The Heat (4-6) played without starters Jimmy Butler, Goran Dragic, Bam Adebayo and watched the 76ers race out to a 73-58 lead at halftime. All-Star guard Ben Simmons was the victim of trade rumors all week, then he dropped his 30th career triple-double (10 points, 10 assists, 12 rebounds) on the Heat. Again, no excuses. No fatigue.
“They were picking us up, and pressuring us, and trying to get us out of our normal timing,” Spoelstra said, “and they did a pretty good job with that. But our group is going to be just fine. Some things we did well in this game. The young guys will bounce back. We have a very talented group of young players, and we just need to get home, get healthy, and get ready for the next one.”

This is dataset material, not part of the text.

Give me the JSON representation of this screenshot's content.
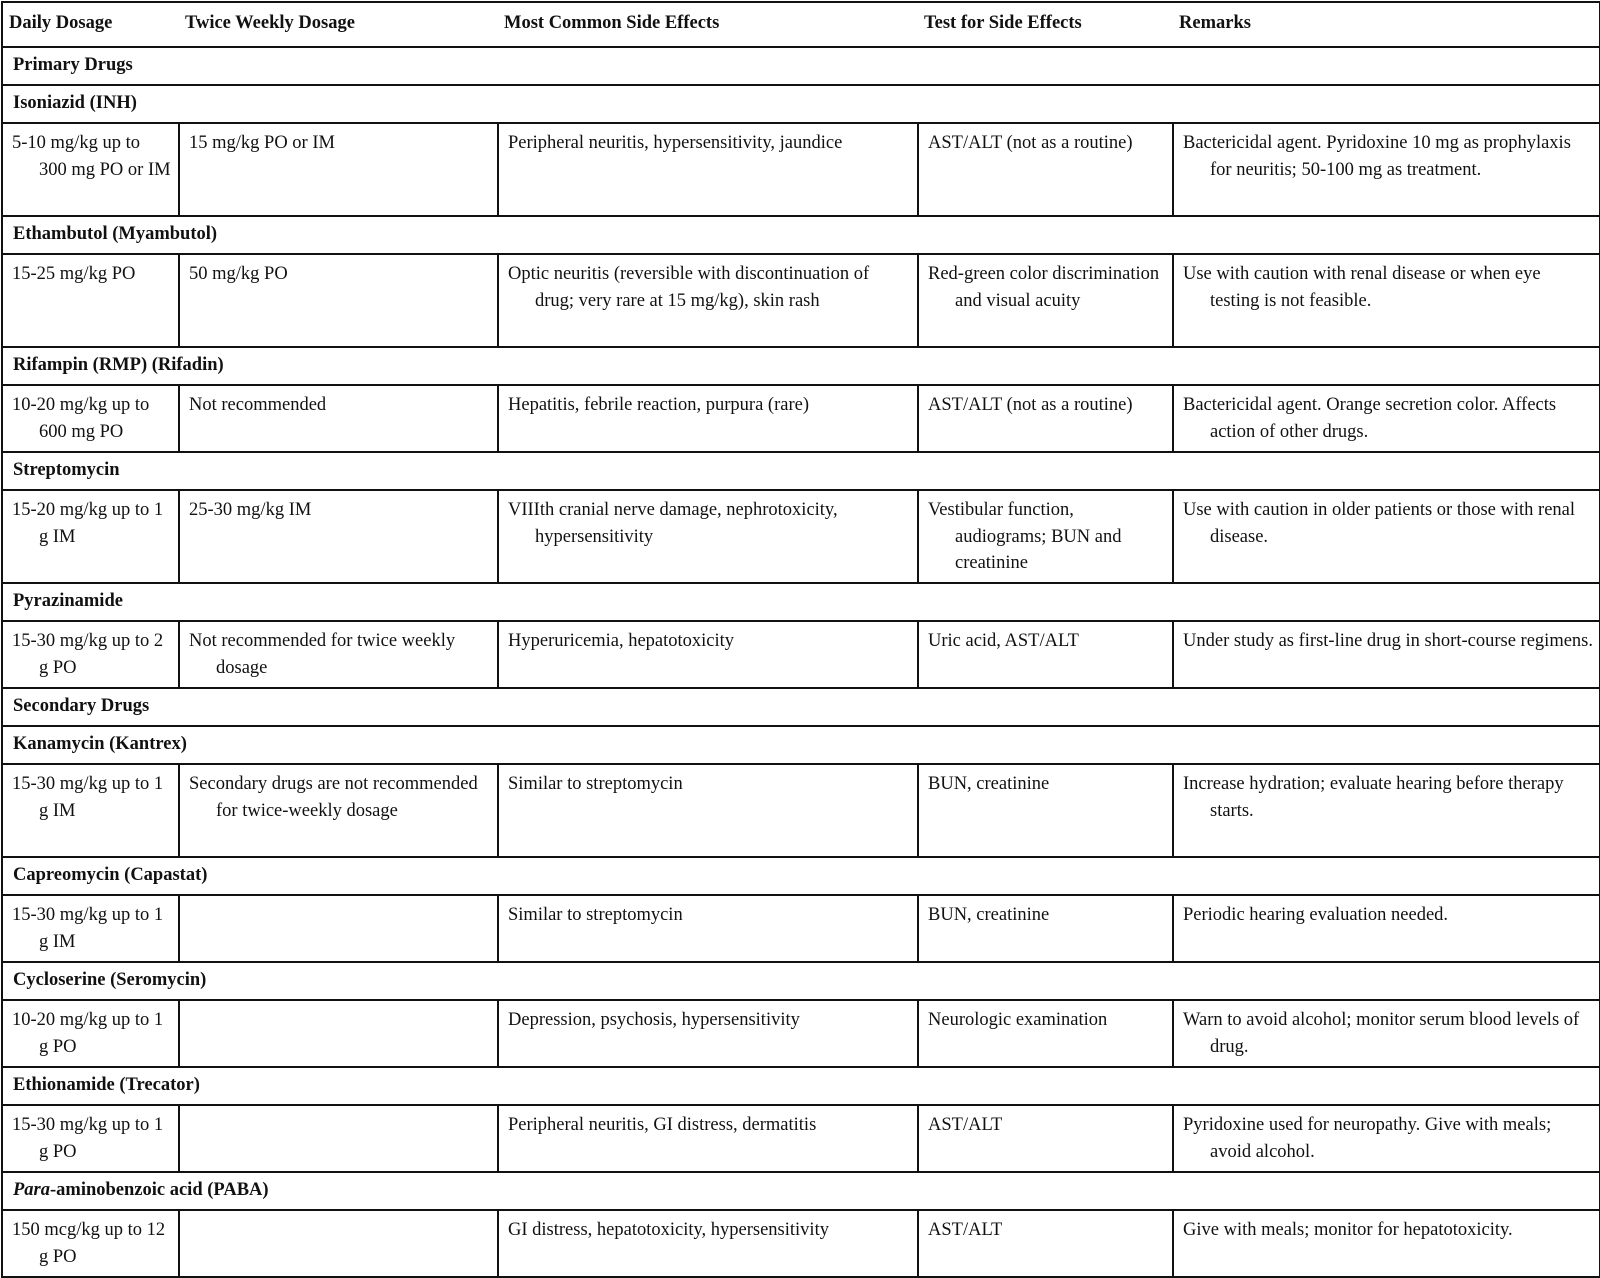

The next one is Saturday (Jan. 16) at AmericanAirlines Arena in Miami. Tip-off is slated for 8 p.m. against the Detroit Pistons (2-9).
Back to Full Strength?
The NBA has been strict about its contact-tracing policy amid the COVID-19 pandemic, so it’s unclear when the Heat will be back to full strength. They have been down eight guys — Jimmy Butler, Goran Dragic, Kendrick Nunn, Bam Adebayo, Moe Harkless, Avery Bradley Udonis Haslem, KZ Okpala — since Jan. 10. They have been quarantining and following the rules, but for how much longer? No one knows.
“I don’t know,” Spoelstra said when asked when his players would be back. “I don’t know yet.”
Meanwhile, center Meyers Leonard sat out Thursday’s game with a strained left shoulder and guard Tyler Herro left in the fourth quarter with back spasms. There is no further injury update on either player at this time.